“Will you need your trusty gloves?” the Girl asks. We’re getting ready to go another backyard adventure — our own little version of the Backyardigans — and she is packing her bag. Among other things, she has retrieved her and my work gloves (in as much as hers are work gloves), but she can’t decide if we need them.
“Go ahead and pack them,” I tell her, and we’re off — first for a series of pictures.
“When I say ‘snap,’ you take the picture,” she instructs. She says it three times; I take three pictures. Simple.
As we march through the backyard, I learn that everything is “trusty” today: I have with my my trusty camera; she has packed her trusty binoculars; she’s worried about her gloves in her trusty bag.
Everything is so trusty, and I ask her what it means to be “trusty.”
“That means it knows you can trust it,” she explains.
And it gives me pause. In that case, am I trusty?
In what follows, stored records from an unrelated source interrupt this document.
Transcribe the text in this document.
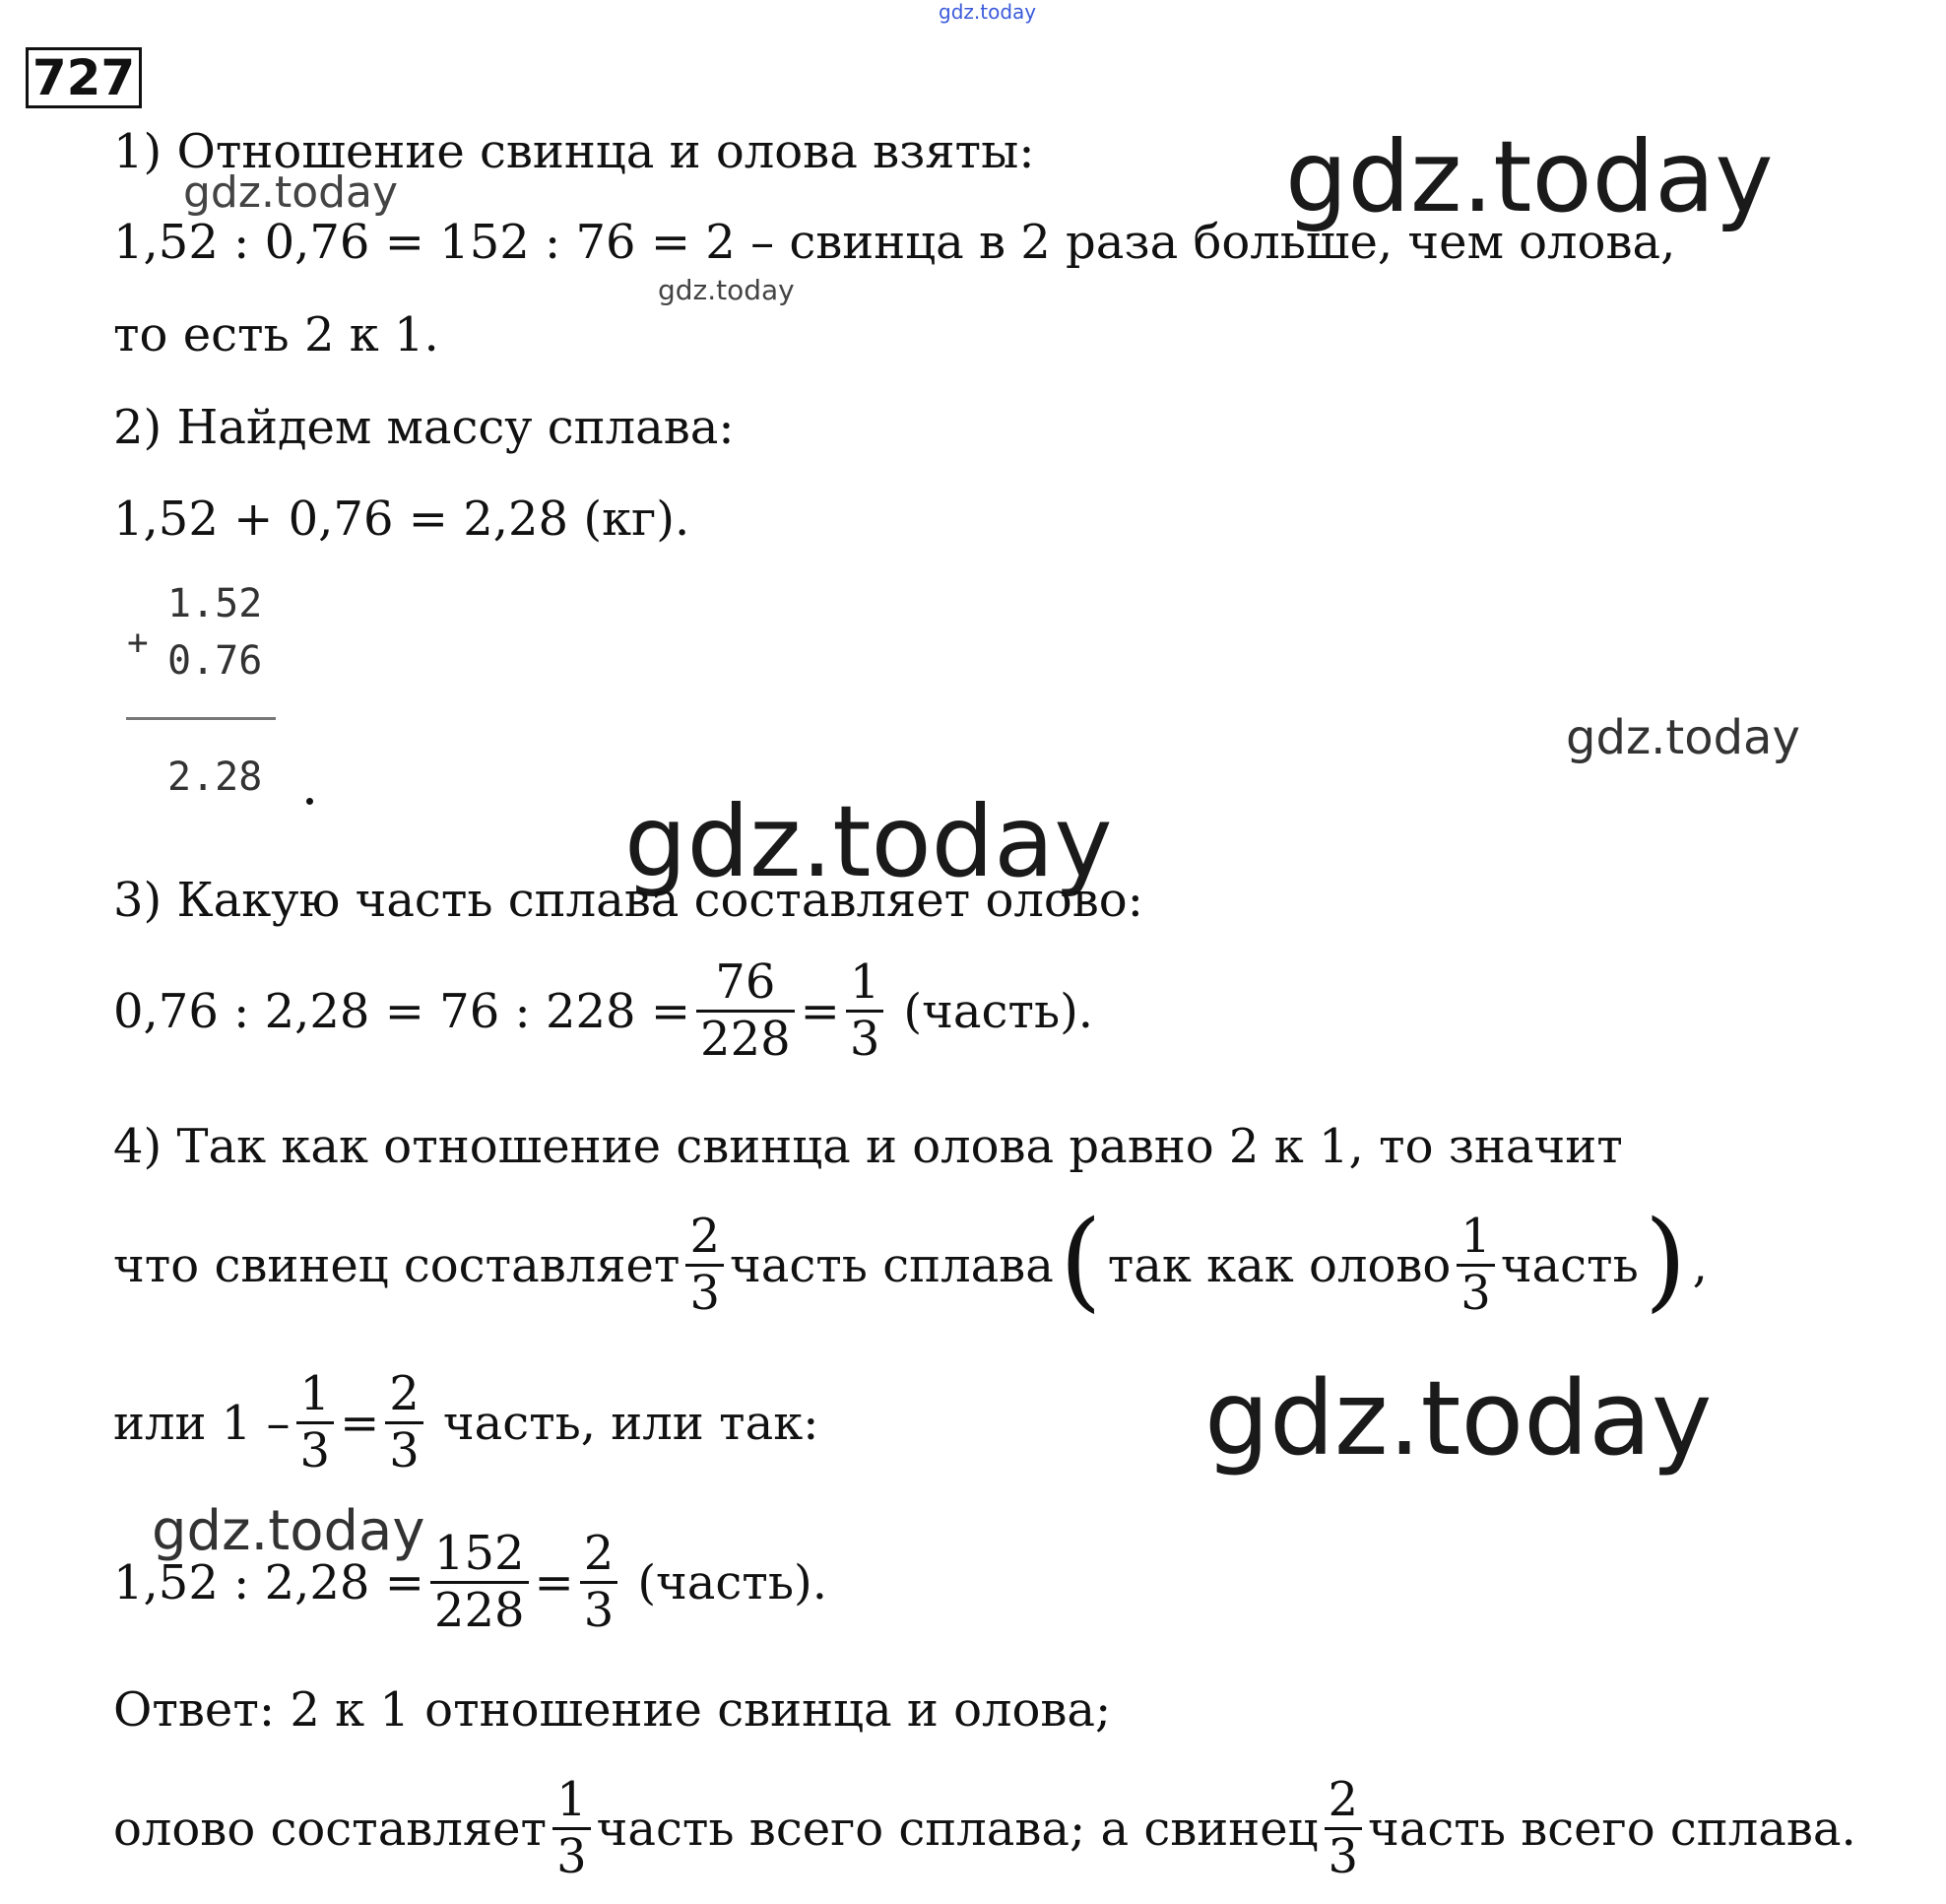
gdz.today
gdz.today	gdz.today
gdz.today
gdz.today
gdz.today
gdz.today
gdz.today
727
1) Отношение свинца и олова взяты:
1,52 : 0,76 = 152 : 76 = 2 – свинца в 2 раза больше, чем олова,
то есть 2 к 1.
2) Найдем массу сплава:
1,52 + 0,76 = 2,28 (кг).
+
1.52
0.76
2.28
3) Какую часть сплава составляет олово:
0,76 : 2,28 = 76 : $228 = \frac{76}{228} = \frac{1}{3}$ (часть).
4) Так как отношение свинца и олова равно 2 к 1, то значит
что свинец составляет $\frac{2}{3}$ часть сплава ( так как олово $\frac{1}{3}$ часть ) ,
или $1 - \frac{1}{3} = \frac{2}{3}$ часть, или так:
1,52 : $2,28 = \frac{152}{228} = \frac{2}{3}$ (часть).
Ответ: 2 к 1 отношение свинца и олова;
олово составляет $\frac{1}{3}$ часть всего сплава; а свинец $\frac{2}{3}$ часть всего сплава.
As a parent, I almost assume I’m trusty. Perhaps it’s parents’ eternal worry that they are never as trusty as their children assume and need them to be. Maybe it’s easier said than done. There are certainly times when doubt seems to be the only appropriate response — a moment of reflection that makes us think, “I guess I could always do better.”
In the end, I know I always want my children to think of me as their “trusty Tata,” and I always worry a bit that I’m not living up to that.